Symbols & Semiotics

 Symbols & Semiotics


Painting is just like math. I may have a strong mental image of a sign-system, but knowledge of its mathematical application is the condition for recognizing that it is part of a bigger system. If someone is solving a math problem without knowing the formula, it will appear as a jumble of numbers, but if they know the formula, it will make sense. Painting/art is the same way. A person can only read a piece of artwork when they can apply meaning to it and relate it back to their own life. 

Power is always outside this relay of the visual image to the spectator, according to the Perceptualist viewpoint. The canal of perception that flows from painter to viewer is seized, expropriated, and deflected by power. The viewer has to interpret their own meaning and figure out what that power is. The artist may be able to tell if an image matches his or her original vision or goal, but the viewer may not have this information. However, such congruence as an essential condition for recognizing a painting is unlikely.

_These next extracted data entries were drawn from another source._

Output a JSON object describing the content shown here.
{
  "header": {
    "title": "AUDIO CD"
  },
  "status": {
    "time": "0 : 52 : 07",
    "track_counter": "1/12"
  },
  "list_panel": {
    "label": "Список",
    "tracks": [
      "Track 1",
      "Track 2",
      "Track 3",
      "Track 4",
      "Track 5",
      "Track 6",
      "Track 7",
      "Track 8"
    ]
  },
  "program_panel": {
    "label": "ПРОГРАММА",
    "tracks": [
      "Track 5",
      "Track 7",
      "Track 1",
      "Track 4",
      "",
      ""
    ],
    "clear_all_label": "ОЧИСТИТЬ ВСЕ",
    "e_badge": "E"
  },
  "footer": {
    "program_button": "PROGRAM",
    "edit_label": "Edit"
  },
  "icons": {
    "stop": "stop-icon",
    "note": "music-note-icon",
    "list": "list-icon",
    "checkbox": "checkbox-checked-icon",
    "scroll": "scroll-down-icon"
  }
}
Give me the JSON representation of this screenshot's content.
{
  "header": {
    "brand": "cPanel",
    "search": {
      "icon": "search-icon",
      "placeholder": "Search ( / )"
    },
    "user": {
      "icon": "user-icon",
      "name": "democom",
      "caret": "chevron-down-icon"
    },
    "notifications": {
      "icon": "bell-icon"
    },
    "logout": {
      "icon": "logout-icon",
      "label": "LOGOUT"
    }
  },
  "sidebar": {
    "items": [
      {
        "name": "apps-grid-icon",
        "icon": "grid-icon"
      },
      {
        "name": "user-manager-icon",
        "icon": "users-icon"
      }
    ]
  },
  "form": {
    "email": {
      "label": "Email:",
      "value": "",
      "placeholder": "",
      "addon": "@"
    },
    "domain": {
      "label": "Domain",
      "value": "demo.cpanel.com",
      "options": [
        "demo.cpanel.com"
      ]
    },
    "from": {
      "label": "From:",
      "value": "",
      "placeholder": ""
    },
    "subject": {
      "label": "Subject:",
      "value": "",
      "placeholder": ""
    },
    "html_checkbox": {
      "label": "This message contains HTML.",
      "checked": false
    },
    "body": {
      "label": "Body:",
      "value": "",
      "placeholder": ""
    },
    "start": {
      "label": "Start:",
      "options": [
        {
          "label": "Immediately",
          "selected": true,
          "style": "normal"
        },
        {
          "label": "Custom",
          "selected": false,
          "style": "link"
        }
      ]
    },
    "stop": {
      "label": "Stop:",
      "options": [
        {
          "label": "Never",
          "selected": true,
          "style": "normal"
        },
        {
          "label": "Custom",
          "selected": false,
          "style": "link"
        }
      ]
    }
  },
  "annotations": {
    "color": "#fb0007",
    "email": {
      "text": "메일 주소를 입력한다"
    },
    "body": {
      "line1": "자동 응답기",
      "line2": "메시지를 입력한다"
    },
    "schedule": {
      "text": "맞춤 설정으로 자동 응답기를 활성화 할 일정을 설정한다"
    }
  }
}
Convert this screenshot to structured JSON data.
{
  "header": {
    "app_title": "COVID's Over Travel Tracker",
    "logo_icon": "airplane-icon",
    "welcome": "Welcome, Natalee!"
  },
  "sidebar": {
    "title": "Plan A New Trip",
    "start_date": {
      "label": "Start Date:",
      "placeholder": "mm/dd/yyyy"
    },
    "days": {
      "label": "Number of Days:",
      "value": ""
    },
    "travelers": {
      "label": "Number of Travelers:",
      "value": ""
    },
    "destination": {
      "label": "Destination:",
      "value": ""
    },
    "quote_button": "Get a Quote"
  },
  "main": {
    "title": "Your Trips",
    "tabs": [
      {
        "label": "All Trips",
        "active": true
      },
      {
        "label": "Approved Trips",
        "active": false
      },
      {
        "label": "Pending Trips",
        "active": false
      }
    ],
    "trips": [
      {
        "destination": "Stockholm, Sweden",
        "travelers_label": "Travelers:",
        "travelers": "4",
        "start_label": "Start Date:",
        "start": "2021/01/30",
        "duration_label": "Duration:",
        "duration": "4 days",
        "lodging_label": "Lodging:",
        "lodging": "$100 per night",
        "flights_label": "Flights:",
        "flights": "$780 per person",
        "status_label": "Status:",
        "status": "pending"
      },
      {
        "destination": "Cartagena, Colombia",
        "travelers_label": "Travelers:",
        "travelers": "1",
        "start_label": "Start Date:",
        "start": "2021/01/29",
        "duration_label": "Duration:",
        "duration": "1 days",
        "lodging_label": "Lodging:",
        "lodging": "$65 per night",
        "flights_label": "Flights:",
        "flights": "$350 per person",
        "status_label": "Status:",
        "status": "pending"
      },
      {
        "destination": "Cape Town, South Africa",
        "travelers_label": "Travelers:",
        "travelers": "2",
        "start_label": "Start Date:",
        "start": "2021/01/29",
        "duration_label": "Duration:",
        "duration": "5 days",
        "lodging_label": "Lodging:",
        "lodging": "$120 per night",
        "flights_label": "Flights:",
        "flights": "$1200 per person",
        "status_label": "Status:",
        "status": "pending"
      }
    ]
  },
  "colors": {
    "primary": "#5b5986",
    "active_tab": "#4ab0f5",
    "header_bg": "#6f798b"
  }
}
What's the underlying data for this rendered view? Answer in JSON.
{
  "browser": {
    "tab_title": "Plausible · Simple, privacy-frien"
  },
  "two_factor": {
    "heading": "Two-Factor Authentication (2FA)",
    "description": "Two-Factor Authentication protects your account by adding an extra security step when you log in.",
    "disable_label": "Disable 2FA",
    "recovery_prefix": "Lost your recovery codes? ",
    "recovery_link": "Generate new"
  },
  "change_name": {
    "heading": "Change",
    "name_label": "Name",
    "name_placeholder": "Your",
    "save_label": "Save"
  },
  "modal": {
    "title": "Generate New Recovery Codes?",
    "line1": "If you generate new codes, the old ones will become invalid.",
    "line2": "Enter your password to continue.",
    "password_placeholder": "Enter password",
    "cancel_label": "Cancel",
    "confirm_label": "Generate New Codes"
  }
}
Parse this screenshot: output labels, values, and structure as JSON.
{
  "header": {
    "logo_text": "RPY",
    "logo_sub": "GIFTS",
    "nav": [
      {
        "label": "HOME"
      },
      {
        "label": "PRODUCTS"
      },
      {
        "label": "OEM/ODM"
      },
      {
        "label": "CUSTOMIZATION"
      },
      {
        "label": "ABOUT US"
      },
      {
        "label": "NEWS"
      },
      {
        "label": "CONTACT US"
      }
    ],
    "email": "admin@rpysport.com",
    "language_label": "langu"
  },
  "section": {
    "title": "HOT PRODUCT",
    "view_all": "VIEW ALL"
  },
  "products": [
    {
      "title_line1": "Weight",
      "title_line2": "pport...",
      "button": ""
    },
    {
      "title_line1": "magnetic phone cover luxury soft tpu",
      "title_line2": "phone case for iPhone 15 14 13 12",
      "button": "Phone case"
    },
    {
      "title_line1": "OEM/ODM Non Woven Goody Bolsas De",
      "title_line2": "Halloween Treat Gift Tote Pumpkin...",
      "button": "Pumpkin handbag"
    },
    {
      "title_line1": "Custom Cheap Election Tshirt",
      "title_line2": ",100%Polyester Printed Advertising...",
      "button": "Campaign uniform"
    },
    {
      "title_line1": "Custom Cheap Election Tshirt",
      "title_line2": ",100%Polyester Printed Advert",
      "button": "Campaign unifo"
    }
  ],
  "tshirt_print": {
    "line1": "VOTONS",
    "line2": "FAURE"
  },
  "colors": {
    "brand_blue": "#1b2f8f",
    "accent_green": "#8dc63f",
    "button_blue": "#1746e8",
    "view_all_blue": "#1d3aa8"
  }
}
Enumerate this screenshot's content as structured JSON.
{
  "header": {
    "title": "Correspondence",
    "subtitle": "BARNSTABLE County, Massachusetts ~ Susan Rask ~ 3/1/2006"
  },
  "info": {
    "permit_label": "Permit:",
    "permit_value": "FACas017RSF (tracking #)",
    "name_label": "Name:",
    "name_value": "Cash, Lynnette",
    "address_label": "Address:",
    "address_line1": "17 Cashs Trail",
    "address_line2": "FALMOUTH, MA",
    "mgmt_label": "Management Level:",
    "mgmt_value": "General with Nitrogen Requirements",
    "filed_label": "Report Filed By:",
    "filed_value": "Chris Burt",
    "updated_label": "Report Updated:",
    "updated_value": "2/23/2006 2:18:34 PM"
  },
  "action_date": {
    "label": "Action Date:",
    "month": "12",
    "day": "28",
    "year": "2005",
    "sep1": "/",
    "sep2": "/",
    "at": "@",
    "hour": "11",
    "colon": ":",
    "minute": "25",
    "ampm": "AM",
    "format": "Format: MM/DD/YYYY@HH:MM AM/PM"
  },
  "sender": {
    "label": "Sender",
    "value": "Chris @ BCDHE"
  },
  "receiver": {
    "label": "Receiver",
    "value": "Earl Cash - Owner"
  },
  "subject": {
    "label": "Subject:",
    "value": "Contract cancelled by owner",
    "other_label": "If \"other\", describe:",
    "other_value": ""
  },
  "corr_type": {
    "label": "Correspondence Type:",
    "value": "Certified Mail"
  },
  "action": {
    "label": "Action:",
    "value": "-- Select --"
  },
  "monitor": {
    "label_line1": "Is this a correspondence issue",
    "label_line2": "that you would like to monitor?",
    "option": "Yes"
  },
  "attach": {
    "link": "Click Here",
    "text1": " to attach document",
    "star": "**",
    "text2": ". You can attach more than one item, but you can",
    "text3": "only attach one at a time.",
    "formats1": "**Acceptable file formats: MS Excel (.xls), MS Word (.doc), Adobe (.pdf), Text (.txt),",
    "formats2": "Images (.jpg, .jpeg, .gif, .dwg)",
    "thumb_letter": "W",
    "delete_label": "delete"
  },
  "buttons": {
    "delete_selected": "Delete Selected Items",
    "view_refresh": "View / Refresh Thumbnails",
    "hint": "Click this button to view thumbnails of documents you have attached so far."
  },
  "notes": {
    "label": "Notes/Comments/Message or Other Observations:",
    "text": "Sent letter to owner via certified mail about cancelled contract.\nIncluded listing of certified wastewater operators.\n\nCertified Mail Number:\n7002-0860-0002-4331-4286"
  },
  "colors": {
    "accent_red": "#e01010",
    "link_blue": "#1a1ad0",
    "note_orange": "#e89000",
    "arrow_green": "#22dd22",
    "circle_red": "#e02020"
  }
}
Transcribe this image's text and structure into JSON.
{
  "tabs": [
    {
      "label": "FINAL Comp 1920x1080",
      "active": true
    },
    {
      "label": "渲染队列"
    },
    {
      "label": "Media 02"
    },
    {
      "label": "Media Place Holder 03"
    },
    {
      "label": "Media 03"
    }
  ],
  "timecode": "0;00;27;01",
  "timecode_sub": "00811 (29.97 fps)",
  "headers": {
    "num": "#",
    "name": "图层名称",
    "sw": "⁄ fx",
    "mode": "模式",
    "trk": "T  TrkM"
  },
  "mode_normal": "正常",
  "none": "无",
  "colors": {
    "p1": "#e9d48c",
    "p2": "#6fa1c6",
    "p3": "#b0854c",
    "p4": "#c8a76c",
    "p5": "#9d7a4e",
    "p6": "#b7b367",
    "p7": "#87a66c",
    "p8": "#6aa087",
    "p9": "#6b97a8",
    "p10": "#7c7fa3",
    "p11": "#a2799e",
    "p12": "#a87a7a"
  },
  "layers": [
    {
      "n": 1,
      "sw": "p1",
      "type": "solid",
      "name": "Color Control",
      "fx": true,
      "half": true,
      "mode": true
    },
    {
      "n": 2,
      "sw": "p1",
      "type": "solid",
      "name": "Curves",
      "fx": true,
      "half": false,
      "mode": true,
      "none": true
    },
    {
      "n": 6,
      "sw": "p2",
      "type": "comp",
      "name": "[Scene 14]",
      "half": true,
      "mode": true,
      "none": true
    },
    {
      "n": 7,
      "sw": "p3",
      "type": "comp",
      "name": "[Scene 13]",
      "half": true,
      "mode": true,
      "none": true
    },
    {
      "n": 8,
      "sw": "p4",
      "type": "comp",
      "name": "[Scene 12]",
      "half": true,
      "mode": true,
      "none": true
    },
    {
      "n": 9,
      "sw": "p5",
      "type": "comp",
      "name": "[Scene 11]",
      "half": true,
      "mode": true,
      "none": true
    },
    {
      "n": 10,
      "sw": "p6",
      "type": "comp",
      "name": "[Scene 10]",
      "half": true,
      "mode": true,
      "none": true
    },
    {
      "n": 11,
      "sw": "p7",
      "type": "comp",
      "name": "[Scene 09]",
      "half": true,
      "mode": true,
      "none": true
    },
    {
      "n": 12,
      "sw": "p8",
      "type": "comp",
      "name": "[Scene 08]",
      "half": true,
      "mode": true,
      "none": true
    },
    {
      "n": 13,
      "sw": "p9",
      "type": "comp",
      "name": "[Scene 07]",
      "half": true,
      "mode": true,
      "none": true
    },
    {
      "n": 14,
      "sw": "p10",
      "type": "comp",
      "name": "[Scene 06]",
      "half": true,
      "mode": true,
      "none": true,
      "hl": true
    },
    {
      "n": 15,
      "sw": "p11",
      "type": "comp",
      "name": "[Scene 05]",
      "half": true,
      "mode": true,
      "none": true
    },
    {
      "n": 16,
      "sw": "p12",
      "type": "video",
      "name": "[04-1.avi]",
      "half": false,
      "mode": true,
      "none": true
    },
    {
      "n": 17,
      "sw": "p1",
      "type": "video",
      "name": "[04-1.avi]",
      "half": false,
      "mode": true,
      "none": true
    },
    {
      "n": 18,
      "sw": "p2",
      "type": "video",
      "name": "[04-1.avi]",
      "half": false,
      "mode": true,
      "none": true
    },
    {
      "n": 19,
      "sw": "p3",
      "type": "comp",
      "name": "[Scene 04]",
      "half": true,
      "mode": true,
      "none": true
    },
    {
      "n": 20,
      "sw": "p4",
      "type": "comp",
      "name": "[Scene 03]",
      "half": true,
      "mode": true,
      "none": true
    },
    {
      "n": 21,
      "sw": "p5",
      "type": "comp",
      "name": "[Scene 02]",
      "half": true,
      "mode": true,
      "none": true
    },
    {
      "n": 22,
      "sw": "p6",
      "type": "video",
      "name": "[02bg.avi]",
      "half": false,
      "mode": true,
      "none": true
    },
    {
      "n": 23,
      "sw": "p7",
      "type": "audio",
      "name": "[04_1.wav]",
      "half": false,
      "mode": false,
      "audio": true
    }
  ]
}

In the article, it talks about how the original matrix of economic reality appears first, followed by the inscription, the writing into art of what is happening at the base. However, as soon as this picture is fully sketched in, it becomes clear how difficult it is to comprehend how the model will work in actuality. There is the artwork as a whole and you have to interpret what the artwork means. Inside the artwork there are pieces within that helps you decide what it is. That is what the article means by the inscription.  

Every work of art exists within a context. Context refers to all aspects of the artwork that may have influenced it or its creator (artist), but are not actually part of the artwork. We can become more informed if we have more contextual information about the time, culture, and maker/artist of an artwork. The first of these is the mandate that currently governs most art history: to trace the painting back to its original context of production. However, the context may now need to be redefined in a different way. In art history, the term "context" refers to both the context of the creation of works of art and the context of their criticism in art-historical discourse. Similarly, the status of the artist idea, whether in a modernist or a humanist discourse, must be negotiated in connection to the art historian's stance, because any account fashioned about the artist is likewise inside the area of sign and semiosis.